The Arts and Humanities Council of Montgomery County (AHCMC) announces the opening of “PhotoKids 2012,” a new exhibition held at the Executive Office Building Lobby, 101 Monroe Street, Rockville, MD 20852. The opening reception will be Friday, October 19, 2012 6:00 – 7:30PM in the Lobby. The public is invited to see the exhibition between Friday, October 19 and Friday, November 30, 2012.

PhotoKids is a summer program combining hands-on science with photography for middle-school students living in local public housing communities. “Children living in economically-depressed situations are all too often prevented from flourishing and succeeding in life by both what is lacking in their environment, and the dangers abundant in that environment,” says AHCMC Deputy Director, Shellie Williams, who oversaw the program. “PhotoKids seeks to combat these challenges by providing youngsters with a safe haven and caring mentor during unsupervised hours when students might engage in risky behaviors; introducing children to digital photography and computer manipulation—skills they can use at school now and later in life; and, exposing children to the natural world through hands-on science.”

The ten students live in a housing community in Rockville and attend area middle schools. They had no photography skill or even interest when they began the program, but working with environmental artist and photographer, Joanne Miller, changed their attitudes about art, nature, and one another. Miller and program manager Shelley Johnson took the students on field trips to learn about ecosystems and the plants and animals that inhabit them. They ranged far and wide, from the National Zoo to Butler’s Orchard, to Brookside Garden, Great Falls and the woods in their own backyard.

“Photography offers kids a creative opportunity to experience the wonder of nature through the eye of a camera,” says Joanne Miller. “As they master new skills and discover the simple beauty of the outdoor world, a change takes place in their art and personal expression.”
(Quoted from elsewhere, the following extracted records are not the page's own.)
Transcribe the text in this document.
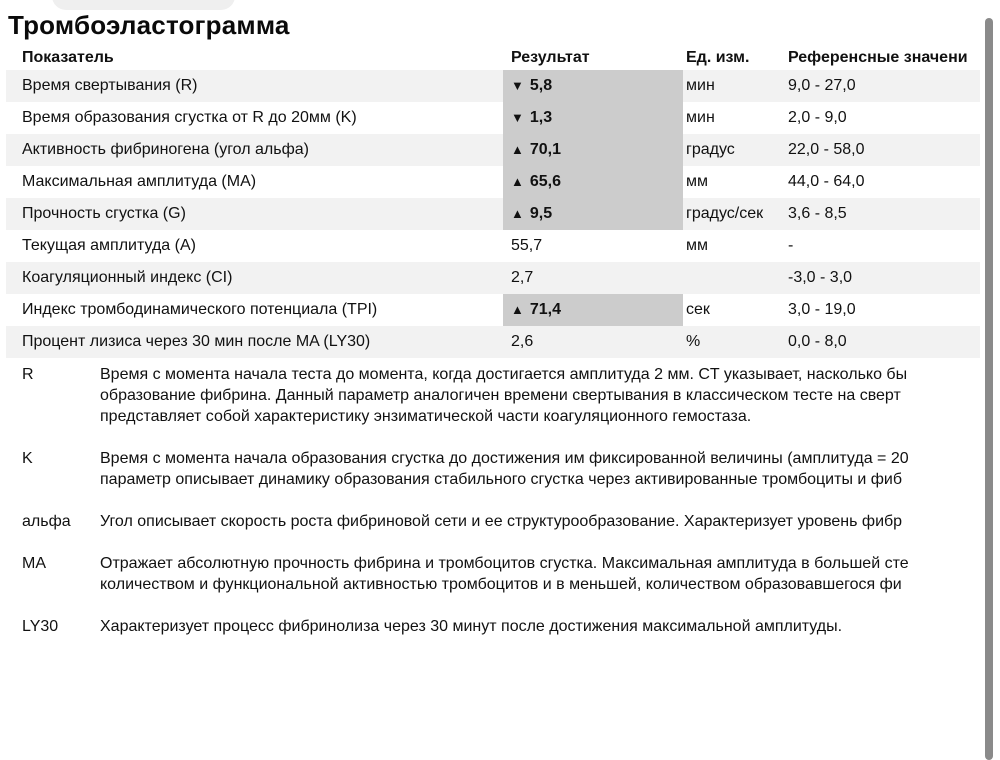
Тромбоэластограмма
Показатель	Результат	Ед. изм.	Референсные значени
Время свертывания (R)	▼ 5,8	мин	9,0 - 27,0
Время образования сгустка от R до 20мм (K)	▼ 1,3	мин	2,0 - 9,0
Активность фибриногена (угол альфа)	▲ 70,1	градус	22,0 - 58,0
Максимальная амплитуда (MA)	▲ 65,6	мм	44,0 - 64,0
Прочность сгустка (G)	▲ 9,5	градус/сек	3,6 - 8,5
Текущая амплитуда (A)	55,7	мм	-
Коагуляционный индекс (CI)	2,7		-3,0 - 3,0
Индекс тромбодинамического потенциала (TPI)	▲ 71,4	сек	3,0 - 19,0
Процент лизиса через 30 мин после MA (LY30)	2,6	%	0,0 - 8,0
R	Время с момента начала теста до момента, когда достигается амплитуда 2 мм. CT указывает, насколько бы
образование фибрина. Данный параметр аналогичен времени свертывания в классическом тесте на сверт
представляет собой характеристику энзиматической части коагуляционного гемостаза.
K	Время с момента начала образования сгустка до достижения им фиксированной величины (амплитуда = 20
параметр описывает динамику образования стабильного сгустка через активированные тромбоциты и фиб
альфа	Угол описывает скорость роста фибриновой сети и ее структурообразование. Характеризует уровень фибр
MA	Отражает абсолютную прочность фибрина и тромбоцитов сгустка. Максимальная амплитуда в большей сте
количеством и функциональной активностью тромбоцитов и в меньшей, количеством образовавшегося фи
LY30	Характеризует процесс фибринолиза через 30 минут после достижения максимальной амплитуды.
For this program, Miller provides each student with a digital camera. The students learned the art and mechanics of taking photographs, while simultaneously learning about nature, environmental science and using language arts skills to analyze and communicate about their art works. Over the five-week program, Miller and Johnson observed subtle changes in the students.

“When the program began,” says Shelley Johnson, “the students knew one another but weren’t friends. Over the five weeks, they bonded and learned valuable lessons about collaboration, team work, and friendship. By the time the children returned to school in August, they had developed greater self-confidence, new friends, and a keener interest in nature and science.”

PhotoKids was made possible by generous donations from individuals in the Montgomery County Charity Campaign, Montgomery County government and the Community Services Foundation.